Aussi voyez toutes ces femmes se promener en parures d’été au milieu des fleurs qui sont fraîches et parfumées, comme si le soleil de Naples caressait leurs corolles. Les fleurs! les fleurs! c’est le luxe suprême, c’est la passion, c’est le charme de ces contrées glaciales! à force de roubles et d’industrie, on parvient à vaincre la nature. Chaque hôtel possède une serre; il en est même qui jouissent d’un parterre véritable, luxuriant de plantes au milieu desquelles s’allongent et se contournent des sentiers fleuris et hérissés de roches factices d’où ruisselle en cascade une eau toujours jaillissante.

Les Russes qui ont créé ces merveilleux jardins d’hiver ont donc raison de dire qu’ils voient le froid, car ils ne le sentent pas.

Un Français, M. Brochay, qui a établi, il y a environ quarante ans, une manufacture de papiers peints dans les environs de Péfersbourg, a introduit la mode de ce genre de décoration qui se répand de plus en plus chez les gens de moyenne fortune.

Cependant beaucoup de vieilles familles, surtout dans les provinces, sont restées fidèles à l’ancien usage qui consiste à revêtir les murs de chaque chambre d’une couche de couleur rouge, bleue, verte, jaune, et à faire courir sur ce fond uni une guirlande de fleurs et de fruits de fantaisie; ces arabesques forment une bordure qui a du moins le mérite de l’originalité, car les modèles en sont introuvables dans la nature.

N’oublions pas, avant de quitter la Russie, l’emblème orthodoxe qui est partout le Palladium du logis, chez le riche comme chez le pauvre.

Seulement l’image, coloriée suivant le style byzantin, est aujourd’hui reléguée par les gens du monde au fond d’une chambré peu fréquentée. La Panaggia (la Vierge) n’a plus comme autrefois les honneurs du salon transformé en chapelle, tandis qu’elle occupe toujours la première place chez le mougik.

Mais partout, dans la maison seigneuriale comme dans l’Izba, brille jour et nuit devant la sainte Vierge une petite lampe de cristal, suspendue par une chaîne de métal.
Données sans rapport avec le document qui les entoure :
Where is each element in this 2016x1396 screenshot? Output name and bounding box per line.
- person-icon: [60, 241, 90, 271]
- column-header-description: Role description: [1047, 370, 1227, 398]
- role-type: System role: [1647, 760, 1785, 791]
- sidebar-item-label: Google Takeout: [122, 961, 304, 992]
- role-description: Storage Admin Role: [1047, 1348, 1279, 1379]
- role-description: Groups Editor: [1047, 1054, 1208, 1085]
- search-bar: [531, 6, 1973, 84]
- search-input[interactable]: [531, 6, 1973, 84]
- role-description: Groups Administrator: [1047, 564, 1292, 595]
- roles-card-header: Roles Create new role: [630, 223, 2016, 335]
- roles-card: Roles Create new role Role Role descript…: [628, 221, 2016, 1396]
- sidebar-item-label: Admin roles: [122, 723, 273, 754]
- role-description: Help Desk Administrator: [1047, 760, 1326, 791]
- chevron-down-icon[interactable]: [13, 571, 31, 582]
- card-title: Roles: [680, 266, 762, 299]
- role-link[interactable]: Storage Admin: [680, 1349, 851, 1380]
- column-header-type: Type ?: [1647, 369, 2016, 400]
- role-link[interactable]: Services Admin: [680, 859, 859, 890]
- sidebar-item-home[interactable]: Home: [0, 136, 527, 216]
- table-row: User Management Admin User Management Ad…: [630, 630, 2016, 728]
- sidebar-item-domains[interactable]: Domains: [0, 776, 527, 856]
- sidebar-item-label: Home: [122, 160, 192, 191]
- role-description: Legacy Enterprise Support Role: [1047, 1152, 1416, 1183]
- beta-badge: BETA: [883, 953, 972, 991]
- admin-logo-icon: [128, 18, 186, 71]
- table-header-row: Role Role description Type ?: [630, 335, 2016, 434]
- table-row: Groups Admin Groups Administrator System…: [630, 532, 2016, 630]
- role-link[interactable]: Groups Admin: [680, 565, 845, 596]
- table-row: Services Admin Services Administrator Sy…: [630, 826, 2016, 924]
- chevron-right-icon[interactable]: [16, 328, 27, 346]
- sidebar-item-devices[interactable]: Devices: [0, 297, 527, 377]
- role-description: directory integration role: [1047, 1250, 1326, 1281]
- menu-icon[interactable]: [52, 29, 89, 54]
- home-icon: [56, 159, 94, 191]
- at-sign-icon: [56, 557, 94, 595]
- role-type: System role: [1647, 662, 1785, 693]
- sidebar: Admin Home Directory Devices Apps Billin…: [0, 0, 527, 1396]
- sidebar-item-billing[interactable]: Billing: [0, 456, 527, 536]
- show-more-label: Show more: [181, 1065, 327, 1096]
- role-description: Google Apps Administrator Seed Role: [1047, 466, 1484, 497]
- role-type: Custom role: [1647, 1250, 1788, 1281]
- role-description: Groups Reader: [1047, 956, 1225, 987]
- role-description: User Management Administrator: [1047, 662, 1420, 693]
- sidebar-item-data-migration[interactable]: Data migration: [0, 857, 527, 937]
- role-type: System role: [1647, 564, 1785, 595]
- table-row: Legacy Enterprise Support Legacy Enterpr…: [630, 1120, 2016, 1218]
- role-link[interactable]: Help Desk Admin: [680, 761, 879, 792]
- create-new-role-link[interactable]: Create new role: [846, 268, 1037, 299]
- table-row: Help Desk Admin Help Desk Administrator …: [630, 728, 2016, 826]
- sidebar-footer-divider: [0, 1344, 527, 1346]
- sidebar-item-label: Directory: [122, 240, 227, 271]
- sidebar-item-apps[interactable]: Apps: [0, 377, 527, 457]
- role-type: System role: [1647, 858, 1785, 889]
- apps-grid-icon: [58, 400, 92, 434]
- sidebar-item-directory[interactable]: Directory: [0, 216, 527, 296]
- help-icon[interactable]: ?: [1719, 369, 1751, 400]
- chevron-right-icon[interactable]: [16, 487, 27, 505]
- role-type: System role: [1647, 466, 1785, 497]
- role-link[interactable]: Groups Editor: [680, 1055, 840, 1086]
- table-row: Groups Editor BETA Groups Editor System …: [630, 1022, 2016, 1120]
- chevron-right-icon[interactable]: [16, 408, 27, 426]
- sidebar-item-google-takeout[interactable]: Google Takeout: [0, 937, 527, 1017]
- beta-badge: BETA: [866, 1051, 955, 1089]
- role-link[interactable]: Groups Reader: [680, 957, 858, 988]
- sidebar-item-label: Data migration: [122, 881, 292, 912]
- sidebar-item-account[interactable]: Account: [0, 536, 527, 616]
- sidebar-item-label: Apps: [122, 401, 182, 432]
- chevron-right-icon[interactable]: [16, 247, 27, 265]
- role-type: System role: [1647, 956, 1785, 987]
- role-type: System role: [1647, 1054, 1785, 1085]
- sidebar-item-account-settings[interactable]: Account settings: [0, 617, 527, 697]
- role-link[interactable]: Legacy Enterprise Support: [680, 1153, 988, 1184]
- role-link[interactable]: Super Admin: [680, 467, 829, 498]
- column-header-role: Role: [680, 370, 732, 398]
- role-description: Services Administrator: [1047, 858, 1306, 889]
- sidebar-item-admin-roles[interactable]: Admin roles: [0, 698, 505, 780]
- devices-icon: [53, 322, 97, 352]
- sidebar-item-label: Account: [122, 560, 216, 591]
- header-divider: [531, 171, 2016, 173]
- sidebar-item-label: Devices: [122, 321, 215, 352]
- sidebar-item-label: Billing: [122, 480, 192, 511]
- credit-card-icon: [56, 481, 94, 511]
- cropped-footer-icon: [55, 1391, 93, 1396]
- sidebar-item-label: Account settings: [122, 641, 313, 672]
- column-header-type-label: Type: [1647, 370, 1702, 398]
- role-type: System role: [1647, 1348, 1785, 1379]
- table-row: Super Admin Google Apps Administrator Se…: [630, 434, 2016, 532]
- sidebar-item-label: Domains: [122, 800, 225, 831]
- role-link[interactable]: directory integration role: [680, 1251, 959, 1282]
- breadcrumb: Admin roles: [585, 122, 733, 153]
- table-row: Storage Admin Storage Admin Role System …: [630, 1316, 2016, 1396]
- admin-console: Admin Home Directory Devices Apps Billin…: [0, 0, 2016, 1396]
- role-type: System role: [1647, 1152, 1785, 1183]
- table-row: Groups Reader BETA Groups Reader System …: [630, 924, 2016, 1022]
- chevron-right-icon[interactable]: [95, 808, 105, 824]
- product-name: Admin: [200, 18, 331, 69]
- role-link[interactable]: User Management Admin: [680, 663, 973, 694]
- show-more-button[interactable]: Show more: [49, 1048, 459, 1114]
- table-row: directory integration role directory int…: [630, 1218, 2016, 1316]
C’est vers elle que se tourne naïvement le mougik, non seulement avant de commencer sa besogne et son repas, mais encore avant ou après tous les actes de sa vie. Sa foi et sa tendresse pour la Panaggia, dont les yeux souriants et doux veillent incessamment sur lui, ne peuvent se comparer qu’à la dévotion des Italiens méridionaux pour la Madone.

Le mougik ne toussera pas ou n’éternuera pas devant l’image sans la saluer en se signant. S’il bat sa femme, soyez sûr qu’il en a demandé ou en demandera la permission à la Panaggia, trop miséricordieuse pour jamais s’aviser de le contrarier dans ses goûts et ses habitudes.

Espérons cependant qu’elle lui défendra un jour de s’enivrer pendant les sept jours de la semaine avec la plus exécrable eau-de-vie du monde!